The clustered index covers the query 'history of specific counter value at a specific machine'. The non clustered indexes cover various other possible queries (all counters at a machine over time, specific counter across all machines over time etc).

You notice I did not comment anything about your query script. That is because there isn't anything in the world you can do to make the queries run faster over the table structure you have.

Now one thing you shouldn't do is actually implement my advice. I said I'm going to pretend I know your requirements. But I actually don't. I just gave an example of a possible structure. What you really should do is study the topic and figure out the correct index structure for your requirements:

Also a google on 'covering index' will bring up a lot of good articles.

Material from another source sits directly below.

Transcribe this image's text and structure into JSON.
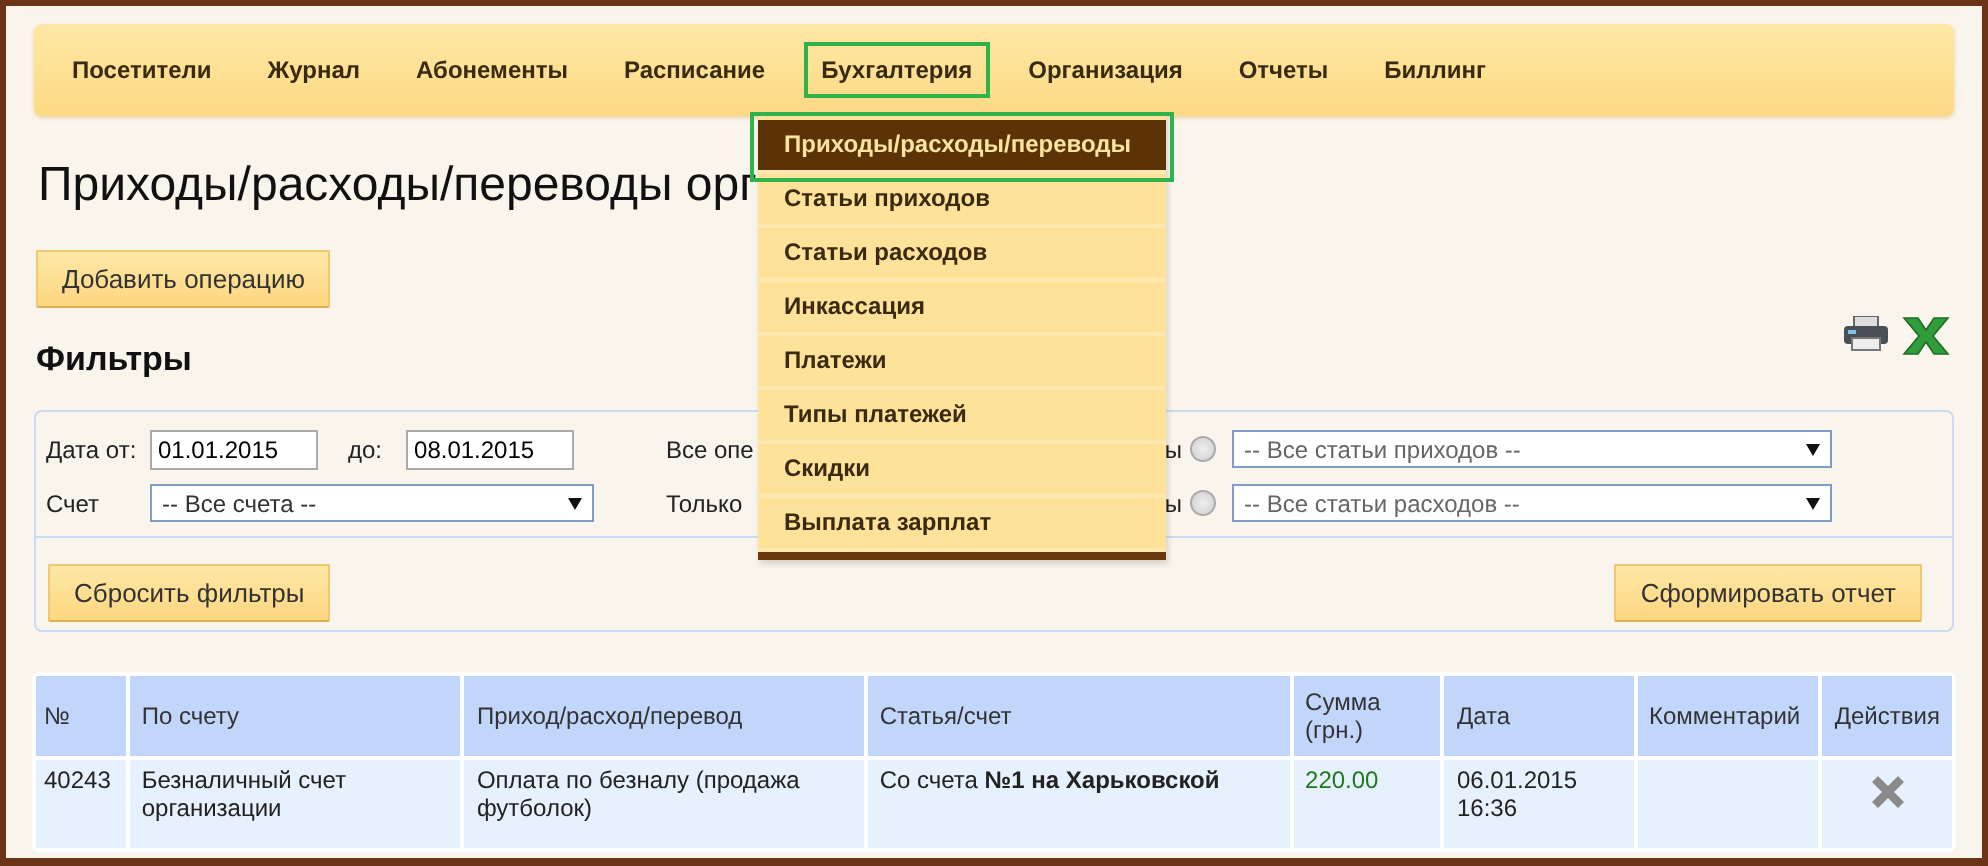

And of course, at the end of the day storage is not free so you'll have to balance the requirement to have a non-clustered index on every possible combination with the need to keep the size of the database in check. Luckly you have a very small and narrow table, so duplicating it over many non-clustered index is no big deal. Also I wouldn't be concerned about insert performance, 120 counters at 15 seconds each means 8-9 inserts per second, which is nothing.

Remus Rusanu
Excellent answer! Thank you so much for your advice and links. I will study up on the subject further but you have given me a great start point to go from.
OrganicPanda
Sorry one last thing. I'm just trying to digest your advice and when you say `Non-clusterd index on (test_id, logfile_id, timestamp) include (value)` do you mean having the NC index with `test_id, logfile_id, timestamp, value` or is there a special mechanism to `include` a column. Sorry I'm just a bit confused because it wasn't in the list with the other columns, Thanks again.
OrganicPanda
There is a special mechanism to include columns, since SQL 2005 though. In 2000 you have to add the 'included' column to the index key itself.
Remus Rusanu